Ей показалось, что все поглядели на Пал Палыча, но, встретив строгий взгляд мастера, сразу же об этом забыла.
Комендантство в «Хвосте» отталкивало, пугало Клаву тем, что ей придется иметь дело главным образом с женщинами, с которыми она не умела уживаться, с интеллигентными людьми, с которыми она никогда не сталкивалась, не любила их и избегала. «Ну, раз сказали, что нет другого человека, — примирилась она, — раз уж война, так я буду воевать».
И воевала: криком, настойчивостью, всякими путями добивалась от начальства того, что было нужно «Хвосту», на который надвигались холодные осень и зима.
Но с эвакуированными нужны были другие отношения, нужно было не воевать, а ладить, — как раз то, чего она боялась и что ей не удавалось.
— Черт их знает! Бьешься, как рыба об лед, из кожи лезешь для них, а они дуются. Войдешь, так даже голову не поднимут. Больно уж, видишь, они культурные, — жаловалась отцу.
— А ты очень просто: не лезь из кожи…
— Как это ты легко говоришь. Холод, дожди, а теплушки — как рот разинули — без дверей. Воду носить не в чем. Кипятить не в чем. Нары — то и гляди, что на голову падут. Да разве только это? Не знаешь, за что взяться, на части рвешься, а они… Иду, слышу, разговаривают, смеются, поют, а со мной, по делу какому, и то говорят с неохотой, смотрят в сторону. Зло берет, потому что знаю, что им надо, чтоб я на задних лапках перед ними ходила: «Ах, какие бы умные, какие образованные, в каком вы несчастном положении». А я, оттого, что их жалко, скорей злюсь, не умею жалеть, нежничать.
— Кричишь на них? — и посмотрел осуждающе.
— А ты попробуй удержись. Я не могу. Нет у меня к ним подхода. А они, — разве я не чувствую? — задаются передо мной. Задаются. Да только так, по-интеллигентному, что не сразу поймешь.
Но один случай заставил Клаву понять, что она неправа. Обходя как-то теплушки, она чуть не упала, настолько обледенела от пролитой воды доска, служившая вместо лестницы. «Вот, белоручки бессовестные, поломают себе ноги, возись тогда с ними». — И, открыв двери, дала волю своей злости. И вдруг вместо молчания, которое было обычным ответом на ее раздражение, она услышала строгий голос, почти приказание:
— Перестаньте сейчас же! Что это такое?
Седая женщина со странно дрожащей головой гневно смотрела на. Клаву, медленно поднималась с нар.

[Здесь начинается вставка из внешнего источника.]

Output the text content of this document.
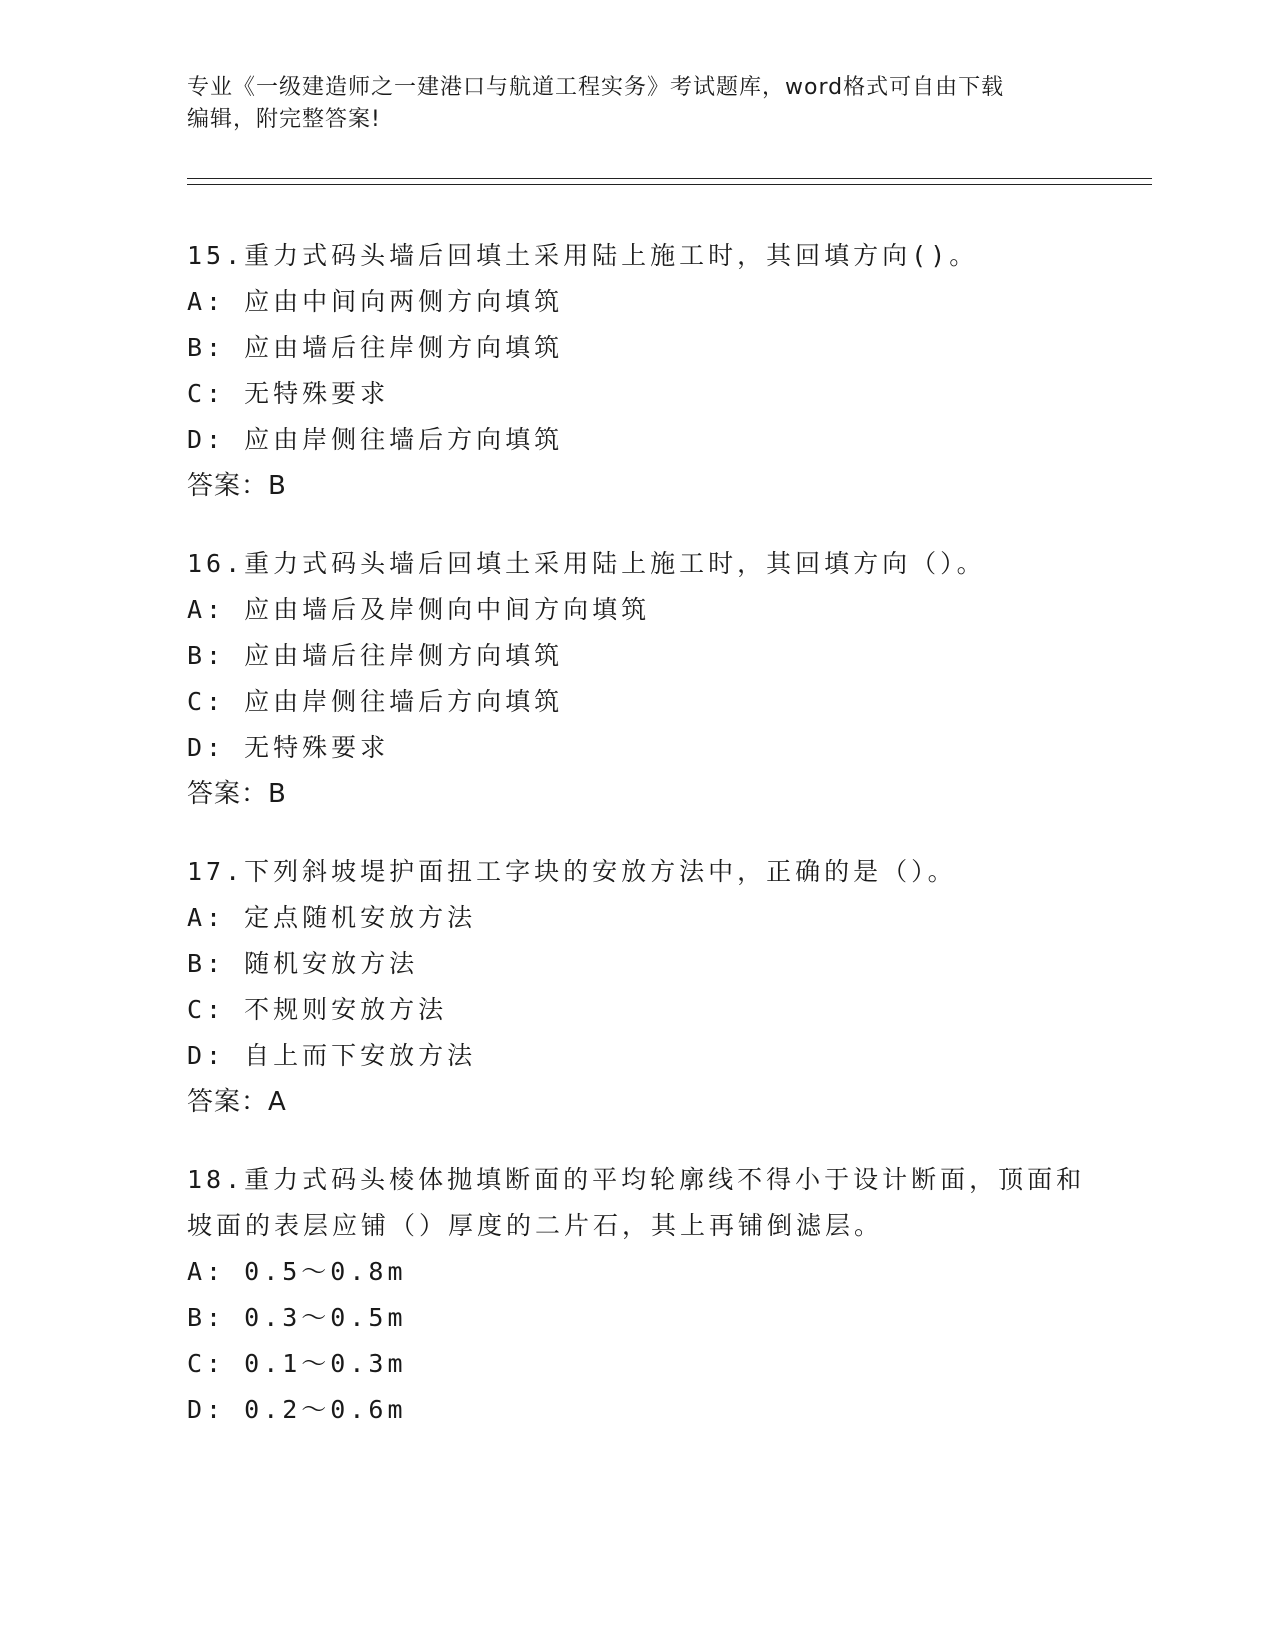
专业《一级建造师之一建港口与航道工程实务》考试题库，word格式可自由下载
编辑，附完整答案!
15.重力式码头墙后回填土采用陆上施工时，其回填方向()。
A: 应由中间向两侧方向填筑
B: 应由墙后往岸侧方向填筑
C: 无特殊要求
D: 应由岸侧往墙后方向填筑
答案：B
16.重力式码头墙后回填土采用陆上施工时，其回填方向（）。
A: 应由墙后及岸侧向中间方向填筑
B: 应由墙后往岸侧方向填筑
C: 应由岸侧往墙后方向填筑
D: 无特殊要求
答案：B
17.下列斜坡堤护面扭工字块的安放方法中，正确的是（）。
A: 定点随机安放方法
B: 随机安放方法
C: 不规则安放方法
D: 自上而下安放方法
答案：A
18.重力式码头棱体抛填断面的平均轮廓线不得小于设计断面，顶面和
坡面的表层应铺（）厚度的二片石，其上再铺倒滤层。
A: 0.5～0.8m
B: 0.3～0.5m
C: 0.1～0.3m
D: 0.2～0.6m
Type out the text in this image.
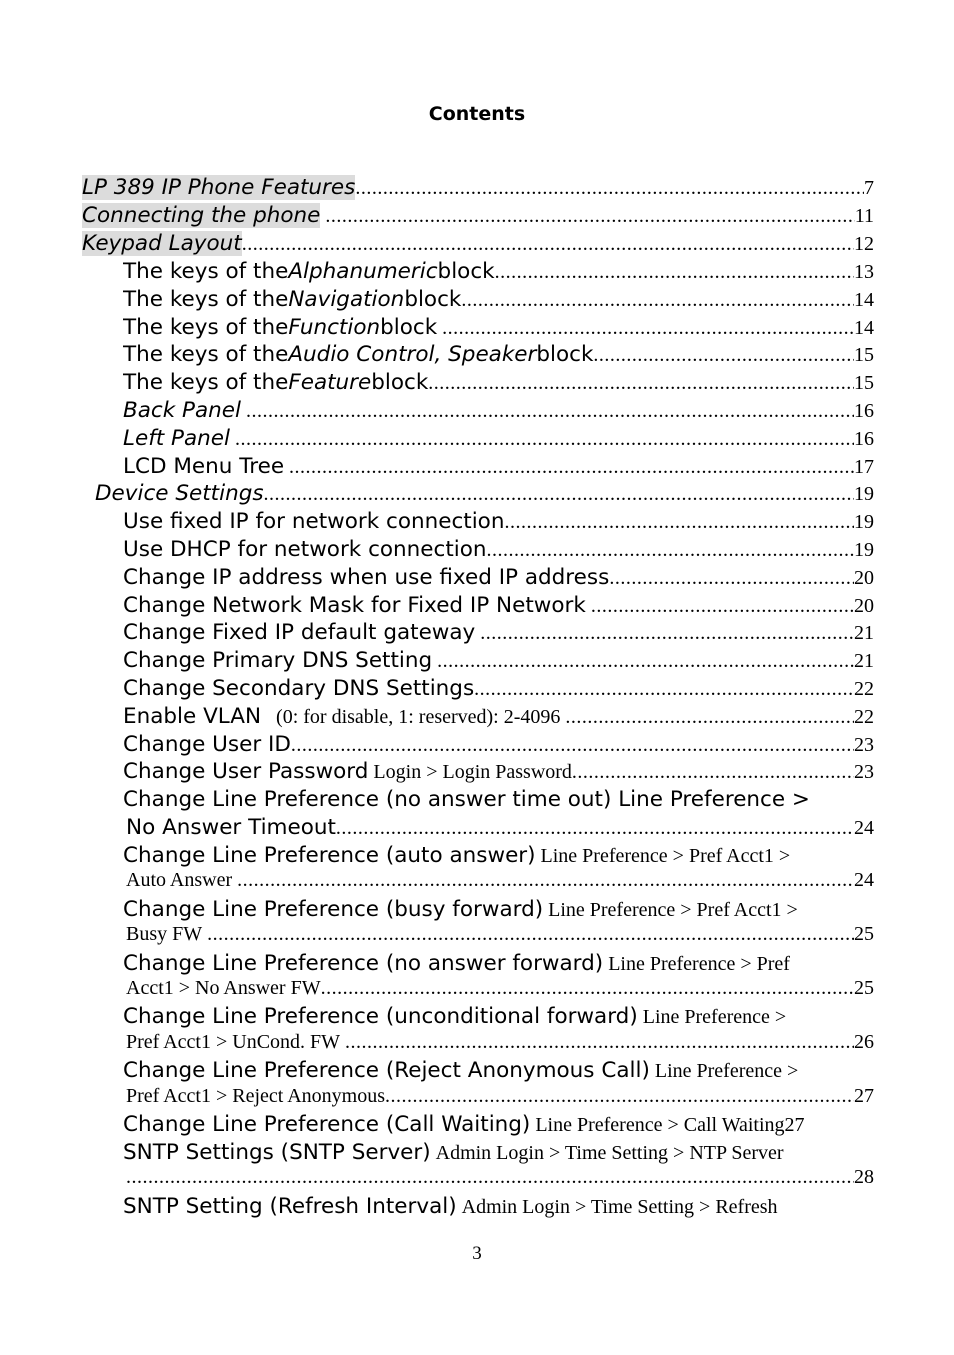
Contents
LP 389 IP Phone Features .....	7
Connecting the phone
.....	11
Keypad Layout .....	12
The keys of the Alphanumeric block .....	13
The keys of the Navigation block .....	14
The keys of the Function block
.....	14
The keys of the Audio Control, Speaker block .....	15
The keys of the Feature block .....	15
Back Panel
.....	16
Left Panel
.....	16
LCD Menu Tree
.....	17
Device Settings .....	19
Use fixed IP for network connection .....	19
Use DHCP for network connection .....	19
Change IP address when use fixed IP address .....	20
Change Network Mask for Fixed IP Network
.....	20
Change Fixed IP default gateway
.....	21
Change Primary DNS Setting
.....	21
Change Secondary DNS Settings .....	22
Enable VLAN
(0: for disable, 1: reserved): 2-4096
.....	22
Change User ID .....	23
Change User Password
Login > Login Password .....	23
Change Line Preference (no answer time out) Line Preference >
No Answer Timeout .....	24
Change Line Preference (auto answer)
Line Preference > Pref Acct1 >
Auto Answer
.....	24
Change Line Preference (busy forward)
Line Preference > Pref Acct1 >
Busy FW
.....	25
Change Line Preference (no answer forward)
Line Preference > Pref
Acct1 > No Answer FW .....	25
Change Line Preference (unconditional forward)
Line Preference >
Pref Acct1 > UnCond. FW
.....	26
Change Line Preference (Reject Anonymous Call)
Line Preference >
Pref Acct1 > Reject Anonymous .....	27
Change Line Preference (Call Waiting)
Line Preference > Call Waiting 27
SNTP Settings (SNTP Server)
Admin Login > Time Setting > NTP Server
.....
28
SNTP Setting (Refresh Interval)
Admin Login > Time Setting > Refresh
3
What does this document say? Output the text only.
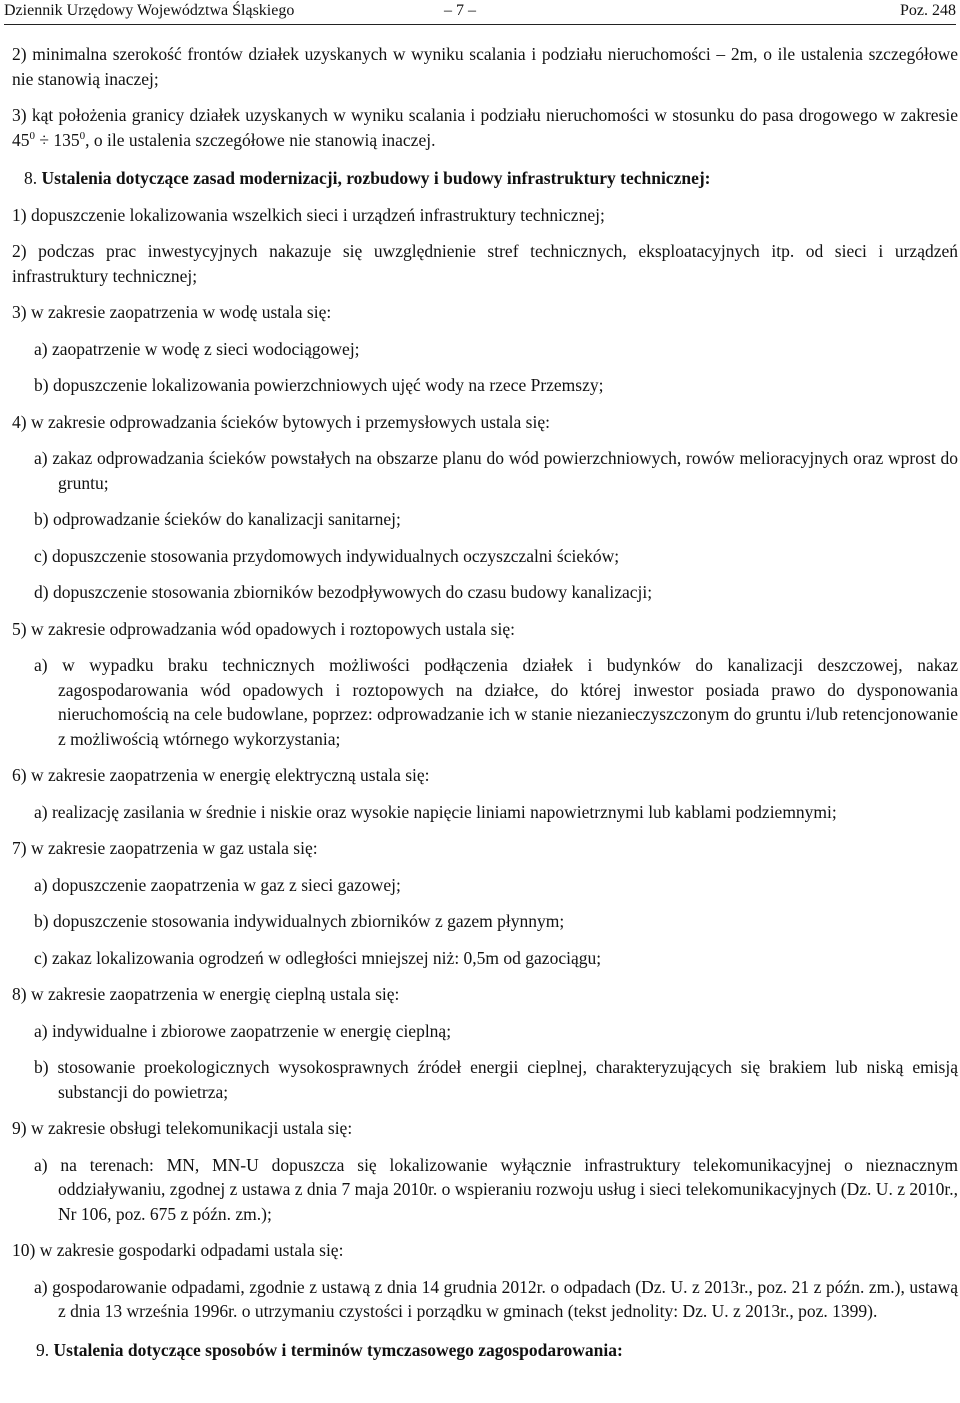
Dziennik Urzędowy Województwa Śląskiego	– 7 –	Poz. 248

2) minimalna szerokość frontów działek uzyskanych w wyniku scalania i podziału nieruchomości – 2m, o ile ustalenia szczegółowe nie stanowią inaczej;

3) kąt położenia granicy działek uzyskanych w wyniku scalania i podziału nieruchomości w stosunku do pasa drogowego w zakresie $45^0 \div 135^0$, o ile ustalenia szczegółowe nie stanowią inaczej.

8. Ustalenia dotyczące zasad modernizacji, rozbudowy i budowy infrastruktury technicznej:

1) dopuszczenie lokalizowania wszelkich sieci i urządzeń infrastruktury technicznej;

2) podczas prac inwestycyjnych nakazuje się uwzględnienie stref technicznych, eksploatacyjnych itp. od sieci i urządzeń infrastruktury technicznej;

3) w zakresie zaopatrzenia w wodę ustala się:

a) zaopatrzenie w wodę z sieci wodociągowej;

b) dopuszczenie lokalizowania powierzchniowych ujęć wody na rzece Przemszy;

4) w zakresie odprowadzania ścieków bytowych i przemysłowych ustala się:

a) zakaz odprowadzania ścieków powstałych na obszarze planu do wód powierzchniowych, rowów melioracyjnych oraz wprost do gruntu;

b) odprowadzanie ścieków do kanalizacji sanitarnej;

c) dopuszczenie stosowania przydomowych indywidualnych oczyszczalni ścieków;

d) dopuszczenie stosowania zbiorników bezodpływowych do czasu budowy kanalizacji;

5) w zakresie odprowadzania wód opadowych i roztopowych ustala się:

a) w wypadku braku technicznych możliwości podłączenia działek i budynków do kanalizacji deszczowej, nakaz zagospodarowania wód opadowych i roztopowych na działce, do której inwestor posiada prawo do dysponowania nieruchomością na cele budowlane, poprzez: odprowadzanie ich w stanie niezanieczyszczonym do gruntu i/lub retencjonowanie z możliwością wtórnego wykorzystania;

6) w zakresie zaopatrzenia w energię elektryczną ustala się:

a) realizację zasilania w średnie i niskie oraz wysokie napięcie liniami napowietrznymi lub kablami podziemnymi;

7) w zakresie zaopatrzenia w gaz ustala się:

a) dopuszczenie zaopatrzenia w gaz z sieci gazowej;

b) dopuszczenie stosowania indywidualnych zbiorników z gazem płynnym;

c) zakaz lokalizowania ogrodzeń w odległości mniejszej niż: 0,5m od gazociągu;

8) w zakresie zaopatrzenia w energię cieplną ustala się:

a) indywidualne i zbiorowe zaopatrzenie w energię cieplną;

b) stosowanie proekologicznych wysokosprawnych źródeł energii cieplnej, charakteryzujących się brakiem lub niską emisją substancji do powietrza;

9) w zakresie obsługi telekomunikacji ustala się:

a) na terenach: MN, MN-U dopuszcza się lokalizowanie wyłącznie infrastruktury telekomunikacyjnej o nieznacznym oddziaływaniu, zgodnej z ustawa z dnia 7 maja 2010r. o wspieraniu rozwoju usług i sieci telekomunikacyjnych (Dz. U. z 2010r., Nr 106, poz. 675 z późn. zm.);

10) w zakresie gospodarki odpadami ustala się:

a) gospodarowanie odpadami, zgodnie z ustawą z dnia 14 grudnia 2012r. o odpadach (Dz. U. z 2013r., poz. 21 z późn. zm.), ustawą z dnia 13 września 1996r. o utrzymaniu czystości i porządku w gminach (tekst jednolity: Dz. U. z 2013r., poz. 1399).

9. Ustalenia dotyczące sposobów i terminów tymczasowego zagospodarowania:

— Что это такое, спрашиваю я вас? Почему вы считаете возможным врываться к нам с таким криком? Называть нас белоручками? И вообще произносить слово «культурные», как будто это унизительное ругательное слово? — она остановилась перед Клавой. — Да, вы правы, я всю жизнь не вымыла ни одного пола, не помню, когда брала в руки лопату, но меня нельзя упрекать за это, так как я зато дала сотни учителей. Сотни… Понимаете? Сотни!.. У меня белые руки, неусталые, без мозолей, но это не мешало мне так уставать… так что, — она в упор посмотрела на Клаву: — Так, что голова моя… Видите? Качается… Отчего? — и сама тихо ответила дрогнувшим голосом: — Я слишком много работала. Вы вправе сказать нам, указать, что мы должны сделать, даже приказать. Но мы просим… нет, мы требуем, чтобы это делалось без крика, без грубости. Мне, — ухватившись за плечо рядом стоящей, повернулась, чтобы отойти, но кончила: — стыдно и неприятие видеть такую молодую, очень неглупую женщину, как вы, такой грубой, совсем не уважающей людей.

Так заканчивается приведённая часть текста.